Servers cache WASM binaries to avoid re-uploading. The client library handles this automatically:

// First time: client sends full WASM binary (~14KB)
let result1 = client.execute_kernel(&kernel_bytes).await?;

// Subsequent calls: client only sends hash (~32 bytes)
let result2 = client.execute_kernel(&kernel_bytes).await?;
let result3 = client.execute_kernel(&kernel_bytes).await?;

The client computes a Blake3 hash of the kernel and tries hash-only execution first.
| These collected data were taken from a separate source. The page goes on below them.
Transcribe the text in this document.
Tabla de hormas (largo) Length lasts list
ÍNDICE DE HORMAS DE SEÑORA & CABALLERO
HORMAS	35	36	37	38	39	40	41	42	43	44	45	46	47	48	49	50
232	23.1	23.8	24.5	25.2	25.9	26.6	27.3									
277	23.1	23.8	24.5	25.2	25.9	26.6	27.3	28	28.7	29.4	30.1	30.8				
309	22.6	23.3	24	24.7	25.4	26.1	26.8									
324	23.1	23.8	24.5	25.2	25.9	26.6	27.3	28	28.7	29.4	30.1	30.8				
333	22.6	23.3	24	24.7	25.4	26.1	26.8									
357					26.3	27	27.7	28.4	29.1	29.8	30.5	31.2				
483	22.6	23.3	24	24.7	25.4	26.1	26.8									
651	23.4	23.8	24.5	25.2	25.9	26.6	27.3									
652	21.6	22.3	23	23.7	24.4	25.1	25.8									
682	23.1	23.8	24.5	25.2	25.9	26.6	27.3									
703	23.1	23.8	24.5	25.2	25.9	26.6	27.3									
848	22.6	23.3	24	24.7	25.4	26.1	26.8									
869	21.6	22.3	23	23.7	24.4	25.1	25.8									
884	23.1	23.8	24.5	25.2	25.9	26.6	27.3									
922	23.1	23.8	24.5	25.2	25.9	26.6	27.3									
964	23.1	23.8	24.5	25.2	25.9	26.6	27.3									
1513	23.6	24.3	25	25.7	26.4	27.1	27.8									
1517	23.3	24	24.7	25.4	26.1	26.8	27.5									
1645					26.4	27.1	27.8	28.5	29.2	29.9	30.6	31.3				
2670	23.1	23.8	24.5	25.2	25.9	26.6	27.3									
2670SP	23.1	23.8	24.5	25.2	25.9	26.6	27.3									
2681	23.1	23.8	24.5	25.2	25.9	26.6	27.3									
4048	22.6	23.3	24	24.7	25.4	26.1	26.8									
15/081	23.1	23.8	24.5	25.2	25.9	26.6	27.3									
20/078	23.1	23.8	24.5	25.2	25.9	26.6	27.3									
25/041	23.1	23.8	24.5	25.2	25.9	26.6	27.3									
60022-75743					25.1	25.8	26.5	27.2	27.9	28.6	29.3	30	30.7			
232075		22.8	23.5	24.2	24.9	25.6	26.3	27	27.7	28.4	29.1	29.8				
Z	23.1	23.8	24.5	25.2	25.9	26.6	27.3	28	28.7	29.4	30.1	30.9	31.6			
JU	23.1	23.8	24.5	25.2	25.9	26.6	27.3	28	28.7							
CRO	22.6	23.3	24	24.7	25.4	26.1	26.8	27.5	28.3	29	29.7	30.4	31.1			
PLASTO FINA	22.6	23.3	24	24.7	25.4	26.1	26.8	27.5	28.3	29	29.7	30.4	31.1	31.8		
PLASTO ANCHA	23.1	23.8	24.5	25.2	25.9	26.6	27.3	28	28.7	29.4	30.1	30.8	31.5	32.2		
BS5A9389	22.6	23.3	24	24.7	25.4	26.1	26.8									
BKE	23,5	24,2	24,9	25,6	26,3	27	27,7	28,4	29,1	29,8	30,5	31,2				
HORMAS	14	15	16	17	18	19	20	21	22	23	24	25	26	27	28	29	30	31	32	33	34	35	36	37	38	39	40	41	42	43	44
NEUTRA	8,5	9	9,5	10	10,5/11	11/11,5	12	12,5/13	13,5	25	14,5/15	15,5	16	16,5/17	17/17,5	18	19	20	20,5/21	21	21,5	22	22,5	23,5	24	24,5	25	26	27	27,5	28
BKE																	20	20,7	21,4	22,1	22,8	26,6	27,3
If the server doesn't have it cached, the client automatically uploads the full binary.

Cache behavior:

  • Server holds 100 binaries by default (configurable via LRU cache)
  • Hash verification prevents tampering
  • Frequently used kernels stay hot
  • Client transparently handles cache misses

Network cost:

  • First execution: ~14KB (full binary)
  • Subsequent executions: ~32 bytes (hash only)
  • After 2 executions: amortized 7KB per call
  • After 10 executions: amortized 1.4KB per call
  • After 100 executions: amortized 140 bytes per call

CPU Time Limiting

Clients can optionally request execution timeouts:

use std::time::Duration;

// Client requests a 500ms timeout
let result = client.execute_kernel_with_timeout(kernel_bytes, Duration::from_millis(500)).await?;

// Client requests 10 second timeout (server may cap this to its configured maximum)
let result = client.execute_kernel_with_timeout(kernel_bytes, Duration::from_secs(10)).await?;

Timeout behavior:

  • Server sets max_timeout when creating its WasmRuntime (e.g., 5 seconds)
  • Actual timeout: min(client_requested, server_max)
  • Prevents malicious clients from monopolizing resources
  • Epoch interruption has approximately 10% overhead (vs 2-3x for fuel-based limiting)

Example: Data Aggregation

// 4 round-trips
let user = client.get_user(id).await?;
let posts = client.get_posts(user.id).await?;
let comments = client.get_comments(user.id).await?;
let likes = client.get_likes(user.id).await?;

// 1 round-trip
impl Guest for Kernel {
    fn run(id: UserId) -> UserProfile {
        let user = api.get_user(id);
        let posts = api.get_posts(user.id);
        let comments = api.get_comments(user.id);
        let likes = api.get_likes(user.id);
        UserProfile { user, posts, comments, likes }
    }
}

Example: Conditional Logic

// 2-3 round-trips depending on balance
let balance = client.get_balance(account).await?;
if balance > amount {
    client.transfer(account, dest, amount).await?;
} else {
    client.request_overdraft(account, amount).await?;
}

// 1 round-trip
impl Guest for Kernel {
    fn run(account: AccountId, dest: AccountId, amount: u64) -> TransferResult {
        let balance = banking.get_balance(account);
        if balance > amount {
            banking.transfer(account, dest, amount)
        } else {
            banking.request_overdraft(account, amount)
        }
    }
}

How WIT Generation Works

// Define RPC interface
rpc! {
    extern "Rust" {
        fn increment(value: u32) -> u32;
        fn get_value() -> u32;
    }
}

// Generate WIT from schema
let wit = client::Client::<T, C>::wit_schema("counter");

// Output:
// interface counter {
//     increment: func(value: u32) -> u32
//     get-value: func() -> u32
// }

Write WASM kernel against the WIT interface. Compile to wasm32-wasip2. Execute server-side.